Como era la primera vez que saldríamos, yo iba muy emocionado. La verdad, durante las conversaciones por teléfono y por medio de los mensajes que nos enviábamos, creí que habíamos empezado un romance que me podría ayudar a esconder el amor que aún me corría por la sangre y se alojaba en mi corazón, por Arcelia; porque, aunque no nos viéramos, yo la amaba igual, y la veía todas las noches antes de dormir en las más de dos mil fotos que nos habíamos tomado como amigos.

Lo malo fue al llegar al café.
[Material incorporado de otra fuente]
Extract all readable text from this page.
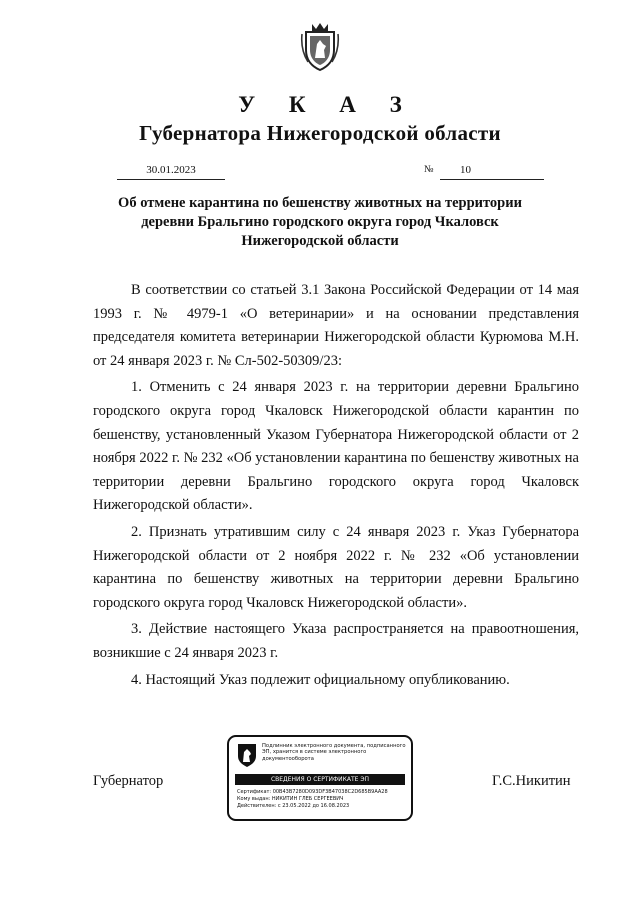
У К А З
Губернатора Нижегородской области
30.01.2023	№	10
Об отмене карантина по бешенству животных на территории деревни Бральгино городского округа город Чкаловск Нижегородской области

В соответствии со статьей 3.1 Закона Российской Федерации от 14 мая 1993 г. № 4979-1 «О ветеринарии» и на основании представления председателя комитета ветеринарии Нижегородской области Курюмова М.Н. от 24 января 2023 г. № Сл-502-50309/23:

1. Отменить с 24 января 2023 г. на территории деревни Бральгино городского округа город Чкаловск Нижегородской области карантин по бешенству, установленный Указом Губернатора Нижегородской области от 2 ноября 2022 г. № 232 «Об установлении карантина по бешенству животных на территории деревни Бральгино городского округа город Чкаловск Нижегородской области».

2. Признать утратившим силу с 24 января 2023 г. Указ Губернатора Нижегородской области от 2 ноября 2022 г. № 232 «Об установлении карантина по бешенству животных на территории деревни Бральгино городского округа город Чкаловск Нижегородской области».

3. Действие настоящего Указа распространяется на правоотношения, возникшие с 24 января 2023 г.

4. Настоящий Указ подлежит официальному опубликованию.

Губернатор	Г.С.Никитин
Подлинник электронного документа, подписанного ЭП, хранится в системе электронного документооборота
СВЕДЕНИЯ О СЕРТИФИКАТЕ ЭП
Сертификат: 00B43B7280D093DF3B47038C2D685B9AA28
Кому выдан: НИКИТИН ГЛЕБ СЕРГЕЕВИЧ
Действителен: с 23.05.2022 до 16.08.2023
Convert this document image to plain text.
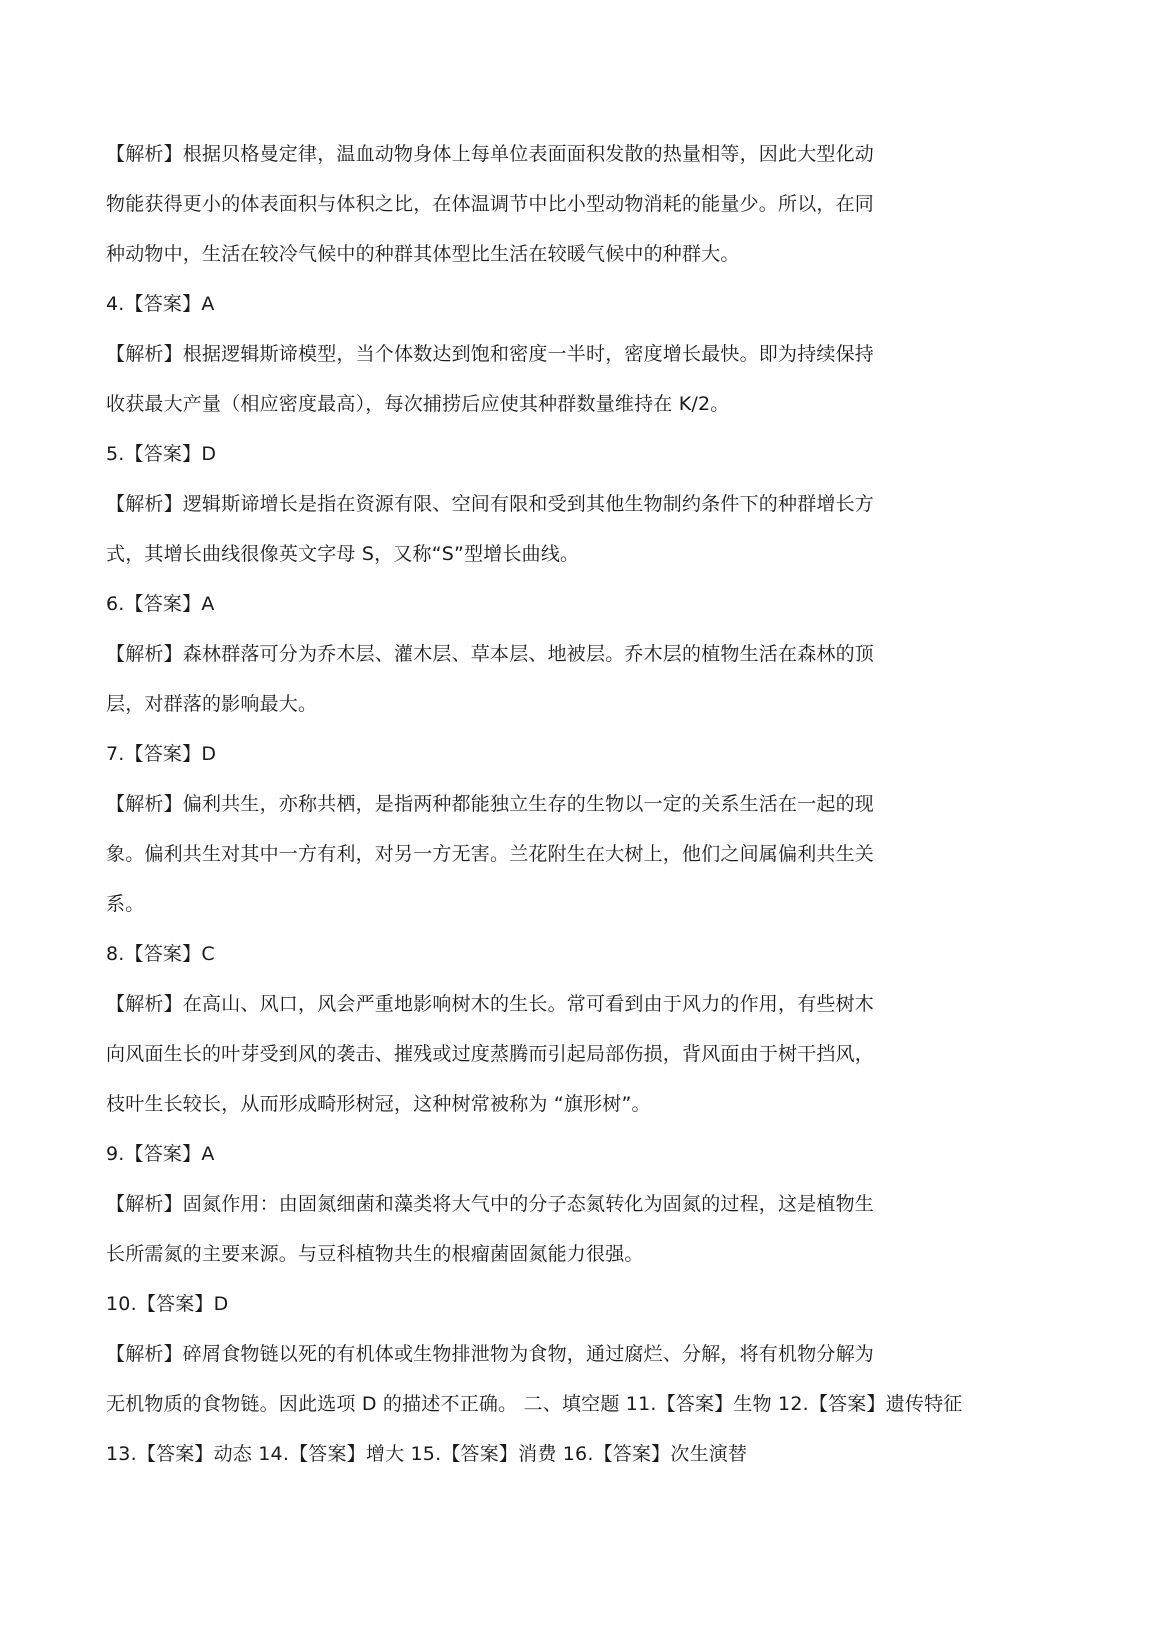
【解析】根据贝格曼定律，温血动物身体上每单位表面面积发散的热量相等，因此大型化动
物能获得更小的体表面积与体积之比，在体温调节中比小型动物消耗的能量少。所以，在同
种动物中，生活在较冷气候中的种群其体型比生活在较暖气候中的种群大。
4.【答案】A
【解析】根据逻辑斯谛模型，当个体数达到饱和密度一半时，密度增长最快。即为持续保持
收获最大产量（相应密度最高），每次捕捞后应使其种群数量维持在 K/2。
5.【答案】D
【解析】逻辑斯谛增长是指在资源有限、空间有限和受到其他生物制约条件下的种群增长方
式，其增长曲线很像英文字母 S，又称“S”型增长曲线。
6.【答案】A
【解析】森林群落可分为乔木层、灌木层、草本层、地被层。乔木层的植物生活在森林的顶
层，对群落的影响最大。
7.【答案】D
【解析】偏利共生，亦称共栖，是指两种都能独立生存的生物以一定的关系生活在一起的现
象。偏利共生对其中一方有利，对另一方无害。兰花附生在大树上，他们之间属偏利共生关
系。
8.【答案】C
【解析】在高山、风口，风会严重地影响树木的生长。常可看到由于风力的作用，有些树木
向风面生长的叶芽受到风的袭击、摧残或过度蒸腾而引起局部伤损，背风面由于树干挡风，
枝叶生长较长，从而形成畸形树冠，这种树常被称为 “旗形树”。
9.【答案】A
【解析】固氮作用：由固氮细菌和藻类将大气中的分子态氮转化为固氮的过程，这是植物生
长所需氮的主要来源。与豆科植物共生的根瘤菌固氮能力很强。
10.【答案】D
【解析】碎屑食物链以死的有机体或生物排泄物为食物，通过腐烂、分解，将有机物分解为
无机物质的食物链。因此选项 D 的描述不正确。 二、填空题 11.【答案】生物 12.【答案】遗传特征
13.【答案】动态 14.【答案】增大 15.【答案】消费 16.【答案】次生演替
Cuando me paré en la entrada, para recorrer con mi mirada todas las mesas, buscaba a una chica sola; pero, de pronto, de una, donde estaban un niño y una niña, se levantó una mano llamando mi atención. Era Lola.

“Mira”, me dijo señalando a los dos niños que la acompañaban, cuando me senté en una de las sillas, a un lado de ella, “son Kevin y Aurorita, mis hijos. Yo ya no tengo nada qué ver con su padre. No te había dicho nada porque creí que solo deseabas mi amistad, pero como veo que la cosa va por otro rumbo, lo mejor es que lo sepas…”

En ese momento comprendí que no estaba preparado para vivir una experiencia como esa. De manera cortés, pero con firmeza, le di las gracias por haberse sincerado; pero me levanté y, despidiéndome del niño que estaba a un lado mío, con una caricia en su cabello, salí de la cafetería, reflexionando en una canción de Joaquín Sabina: “Tú buscabas marido, yo quería un escondite, tu sombra es un pecado de la imaginación”.